The law firm Leigh Day has already been referred to the Solicitors Disciplinary Tribunal as a result of the failure to disclose a key document to the Al-Sweady inquiry.

The inquiry was established to investigate whether British soldiers tortured and murdered detainees after the Battle of Danny Boy in southern Iraq on 14 May 2004. In its final report the inquiry concluded that the allegations were based on “deliberate lies, reckless speculation and ingrained hostility”.

A Leigh Day spokesperson told the Independent: “Over the last 12 years many cases of abuse made against the MoD during the course of the occupation of Iraq have come to light and been accepted by the Government. They include the appalling torture and murder of Baha Mousa in 2003. In addition, the Government has paid compensation for over 300 other cases relating to abuse and unlawful detention of Iraqis...the vast majority of serving army soldiers do a first class job in protecting this country but the evidence shows that this is by no means the case for all.
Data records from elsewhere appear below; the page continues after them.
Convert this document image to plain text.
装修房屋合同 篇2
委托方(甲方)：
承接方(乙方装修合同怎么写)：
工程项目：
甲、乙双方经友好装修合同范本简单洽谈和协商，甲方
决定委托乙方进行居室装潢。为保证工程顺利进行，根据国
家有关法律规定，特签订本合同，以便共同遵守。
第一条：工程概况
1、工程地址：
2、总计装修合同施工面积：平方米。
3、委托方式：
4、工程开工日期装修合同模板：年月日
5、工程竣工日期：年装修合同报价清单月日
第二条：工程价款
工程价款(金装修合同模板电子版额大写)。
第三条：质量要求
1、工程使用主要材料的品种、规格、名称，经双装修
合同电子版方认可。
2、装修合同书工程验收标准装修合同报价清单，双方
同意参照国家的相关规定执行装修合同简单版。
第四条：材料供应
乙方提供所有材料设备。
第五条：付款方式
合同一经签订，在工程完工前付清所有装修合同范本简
“We have a system in this country that enables people to obtain justice if they have suffered abuse, damage or loss at the hands of anyone. No-one is above the law, not us, not the British Army and not the Government. We cannot imagine that the Prime Minister is proposing that this should change.

“We have made it very clear that we refute all of the allegations that have been laid before us by the Solicitors Regulatory Authority. We will contest those allegations vigorously before the Solicitors Disciplinary Tribunal. Our statement in relation to these allegations is on our website and we are unable to comment further.”